Pero si tengo que emparentarla con alguna otra ópera de las que la cortejan, prefiero creer que el pretendiente que cuenta con más posibilidades de llegar a buen fin, es la representación del año pasado de Les Les Arts Florissants dirigidos por William Christie de la La finta Giardiniera. Ya me gustaría que se convirtiese en costumbre el traernos cada temporada (aunque sea para una sola representación), a una orquesta de fama y prestigio (aunque sean gabachos), para representarnos de forma magistral (aunque sea en versión concierto), alguna pieza no muy común de repertorio (aunque sea barroco y/o clasicismo). Que cuenten conmigo y mis anticuerpos para que se convierta en tradición y que del cortejo salgan muchos churumbeles.

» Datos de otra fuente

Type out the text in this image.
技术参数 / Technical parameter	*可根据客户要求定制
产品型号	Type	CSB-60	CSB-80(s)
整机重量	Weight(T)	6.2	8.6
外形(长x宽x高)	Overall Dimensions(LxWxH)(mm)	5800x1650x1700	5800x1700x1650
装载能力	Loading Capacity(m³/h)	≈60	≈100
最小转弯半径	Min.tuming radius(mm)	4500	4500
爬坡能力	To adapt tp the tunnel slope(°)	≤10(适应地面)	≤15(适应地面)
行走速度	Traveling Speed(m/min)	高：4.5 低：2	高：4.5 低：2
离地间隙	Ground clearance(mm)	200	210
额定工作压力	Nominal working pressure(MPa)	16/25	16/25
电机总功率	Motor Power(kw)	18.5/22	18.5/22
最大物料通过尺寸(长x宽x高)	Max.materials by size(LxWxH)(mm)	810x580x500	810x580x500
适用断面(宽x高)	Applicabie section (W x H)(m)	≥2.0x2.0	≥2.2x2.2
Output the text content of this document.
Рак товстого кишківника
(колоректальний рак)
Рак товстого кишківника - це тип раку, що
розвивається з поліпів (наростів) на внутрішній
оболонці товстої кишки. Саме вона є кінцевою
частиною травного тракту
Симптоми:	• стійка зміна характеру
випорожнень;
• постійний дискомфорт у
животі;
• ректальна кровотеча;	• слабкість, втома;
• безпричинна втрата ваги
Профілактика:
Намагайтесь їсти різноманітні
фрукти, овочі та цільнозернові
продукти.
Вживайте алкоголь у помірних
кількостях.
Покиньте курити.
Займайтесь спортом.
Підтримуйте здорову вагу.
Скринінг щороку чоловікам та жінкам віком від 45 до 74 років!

Mitridate, es una prueba evidente de que Wolfgang Amadeus era hijo de un extraterrestre y una extraterrestra, ya que componer semejante maravilla con 14 años resulta completamente increíble. Acudir a verla, aunque sea con bozal mientras esperamos que Pfizer vuelva a salvar a la humanidad por segunda vez, es un acierto absoluto, y además, director, orquesta y los tres protagonistas principales, estuvieron soberbios.
Al ser versión concierto, uno se evita sobresaltos innecesarios y también es muy distraído y bonito seguir, de tanto en tanto, la evolución y el quehacer de los músicos de la orquesta.
La orquesta de los Músicos del Louvre se sabe la obra de memoria (por eso la llevan de gira y la han grabado) y la interpreta de forma prodigiosa. Dirigidos por Mark Minkowski, que se presenta con la indumentaria de ir a buscar setas al monte (supongo que por lo de la subvención de la Région Auvergne-Rhône-Alpes (programa dixit)), con torpe aliño indumentario y zapatones, suena de maravilla.
Él relajado, sonriente y pendiente de todo y de todos, con pinta de osezno bonachón. Ellos como deben de ser familia conviviente, apiñados sin mamparas para el viento. Eso sí, con mascareta. Pero juntos, muy juntos. Destacar a la trompa y su sólo y a la primera violonchelo (es cada vez más frecuente tener que fijarse en las violonchelistas, si no que se lo pregunten a Dufol), Rafa Nadal hecho violoncelista, más musculada que CR7, con tirantes para lucir bíceps, que te pega media leche y te desmonta. Supongo que muy práctico para el balanceo del arco.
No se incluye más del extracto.